Even if we did all this, economists Ed Glaeser and Joe Gyourko argue that one serious barrier remains: Houses do not walk. No matter how bad things get in Detroit or Treorchy, the houses will still be there, and if they are cheap enough, people will want to live in them. The likely result is a gloomy sort of segregation: Those who feel that they can find a good job in the boom cities will move there and pay the higher rents. Those who are less confident of that would rather have no job in a cheap house than no job in an expensive house. Detroit will have residents for a long time to come.

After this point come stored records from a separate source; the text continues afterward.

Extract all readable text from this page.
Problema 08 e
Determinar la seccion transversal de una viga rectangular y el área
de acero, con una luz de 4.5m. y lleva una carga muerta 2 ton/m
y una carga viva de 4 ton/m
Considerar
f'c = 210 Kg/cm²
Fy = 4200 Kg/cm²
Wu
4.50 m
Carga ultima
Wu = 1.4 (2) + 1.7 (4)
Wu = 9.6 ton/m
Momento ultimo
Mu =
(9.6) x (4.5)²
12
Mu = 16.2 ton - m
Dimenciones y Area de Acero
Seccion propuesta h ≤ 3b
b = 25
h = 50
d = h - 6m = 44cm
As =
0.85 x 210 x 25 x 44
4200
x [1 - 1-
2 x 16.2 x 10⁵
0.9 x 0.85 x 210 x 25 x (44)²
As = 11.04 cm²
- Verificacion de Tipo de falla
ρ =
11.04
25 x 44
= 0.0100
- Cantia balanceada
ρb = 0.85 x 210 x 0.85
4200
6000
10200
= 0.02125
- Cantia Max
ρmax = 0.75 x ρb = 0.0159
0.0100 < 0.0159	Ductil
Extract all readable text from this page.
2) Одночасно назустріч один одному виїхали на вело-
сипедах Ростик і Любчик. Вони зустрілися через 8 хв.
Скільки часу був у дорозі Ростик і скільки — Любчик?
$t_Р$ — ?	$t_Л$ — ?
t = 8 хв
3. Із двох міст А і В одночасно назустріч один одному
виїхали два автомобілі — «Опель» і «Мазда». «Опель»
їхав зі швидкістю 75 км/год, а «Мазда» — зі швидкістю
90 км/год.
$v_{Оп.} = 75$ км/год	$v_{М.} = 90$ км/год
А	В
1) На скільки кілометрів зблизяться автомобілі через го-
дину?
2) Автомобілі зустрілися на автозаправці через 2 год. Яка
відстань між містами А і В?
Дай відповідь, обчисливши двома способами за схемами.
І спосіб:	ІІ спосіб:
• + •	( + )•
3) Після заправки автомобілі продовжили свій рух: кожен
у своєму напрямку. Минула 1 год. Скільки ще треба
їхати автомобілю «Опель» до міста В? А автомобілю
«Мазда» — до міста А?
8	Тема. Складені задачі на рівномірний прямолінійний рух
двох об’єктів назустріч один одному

It’s an interesting thesis, and likely some truth in it too, but there is one huge hole: the data isn’t adjusted for age. Older people are more likely to own homes. And unemployed people over 40 (in some fields, over 35) find it much harder to find a job. It’s age discrimination, in part, but also the reality that most organizations are pyramid shaped. There are more jobs at the bottom and the middle. Employers don’t like hiring people who are overqualified (the subordinate might know more than the boss, or might get bored and quit). And for corporate and professional roles, employers also vastly prefer poaching someone from another company to hiring someone who is out of work, even through no fault of their own.

But the demands of the workplace are at odds with home ownership and rootedness. I know of someone over 40 who did lose his job. His old employer was in Boston. His new employer is in exurban Philadelphia. He doesn’t want to take his kids out of school, so he has a brutal commute. How many people are willing to do that?

The demands of labor mobility are increasingly in conflict with community life of any form. A McKinsey partner requisitioned a study by Yankelovich about 8 years ago, which reported (among other things) that college graduates would work for 11 employers before they retired. More recently, the Bureau of Labor Statistics predicts that current college graduates will have 13 jobs by the time they are 38 (note it is not clear whether this includes promotions). That kind of instability makes home ownership a risky move. It’s not just the possible need to relocate, but the uncertainty over income that would get in the way.

I don’t want to live in a society that is that ungrounded (I grew up moving frequently, so I know how disruptive and unhealthy it is) but it looks like we won’t have much choice in that matter.